Raising a family on a small farm is rewarding, yet has it’s own challenges. As much as I want to paint a pretty picture and share only our joys, I also don’t want you longing for something unrealistic and not appreciate what you already have. Farm life is hard work, involves a lot of loss, and is dirty. Farm life is also beautiful, fruitful and a bonding experience.
Our Furry Friends
We are military and move every 3-4 years. This dictates what kind of animals we are willing to invest money and time into. But we have found that having animals is very beneficial to our kids and worth the trouble. Currently we have one horse, a dog, two barn cats, eight ducks, and thirty to forty chickens.
We do participate in 4-H, but aren’t using any of the animals for that at this time. We found that showing animals is stressful on the animals, increases risk of bringing disease into our farm and is expensive. I’m not saying we will never show again, but it doesn’t fit our lifestyle currently.
Farm life requires a peace with being dirty. There is an ever moving film of dirt across my wooden floors. Eggs come in covered in undesirable material. Butchering of animals is messy. Little boys plus dirt equals dirty. We live in a state of rotating dirt.
Part of this farm life is sharing the responsibility to care for our critters. The littlest help collect eggs and feed the cats. The next ones are responsible for feeding and watering the chickens. The teen cares for the horse and her sidekick, Hank the Bulldog. My adult son and husband take care of butchering. It’s usually a group effort on most projects.

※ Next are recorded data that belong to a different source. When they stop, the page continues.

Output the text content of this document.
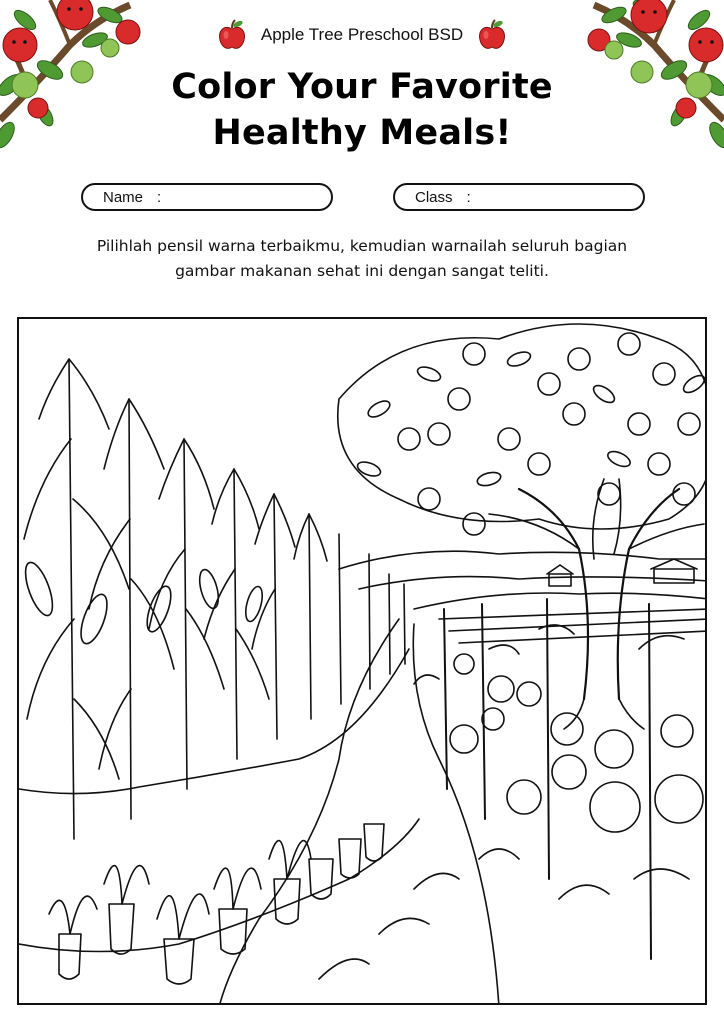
Apple Tree Preschool BSD
Color Your Favorite
Healthy Meals!
Name :	Class :
Pilihlah pensil warna terbaikmu, kemudian warnailah seluruh bagian
gambar makanan sehat ini dengan sangat teliti.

I’m all about taking care of everything inside the house. I’ll cook whatever they butcher, for the most part. I’ve turned away a cotton tail rabbit and wild boar. I’ve also never been one for gardening, but I love canning and preserving what they harvest. But all this works only if everyone has a part.
Inconvenience of Farm Life
Not trying to be a Debby Downer, but I am a bit of realist. Plus I’ll get to the good stuff soon enough. Farm life isn’t convenient. Well … it is convenient to go outside and grab eggs for breakfast ….
We chose not to milk goats this time around because it’s really hard to find someone to milk for you while you are out of town. You are tied to your animals at least once a day, twice a day if you are milking cows. Honestly it was a hard decision, because fresh, raw milk is priceless and worth the hassle.
Raising baby chicks requires constant care. And if they get “pasty butt”, you get to wipe them clean several times a day. Having the right equipment can be costly, but it makes raising them so much easier. Heat lamps are necessary but hazardous. Once they are moved outside with the big chickens, you have to deal with predators.
Horses are just expensive. It gives my daughter great joy and she has learned a lot, but it’s still expensive. The horse ate my dill. Me and the horse aren’t always on speaking terms. Plus these require a trailer for vet visits or really expensive on sight vets. But what girl doesn’t dream of owning a horse?
Living on a farm is a blessing. It offers our children a wonderful life, enough reality to keep them grounded and the importance of responsibility. It’s a great opportunity to teach teamwork and how to handle grief and disappointment.
I’m not a fan of the term “simple life” because it really isn’t simple, but it is peaceful and refreshing at times. It brings you closer to God’s creation and helps you be grateful for the little things, like where your food comes from. Farm life offers so much growth and stretching. It’s not only good for the kids, it’s good for me too. It far outweighs the struggles.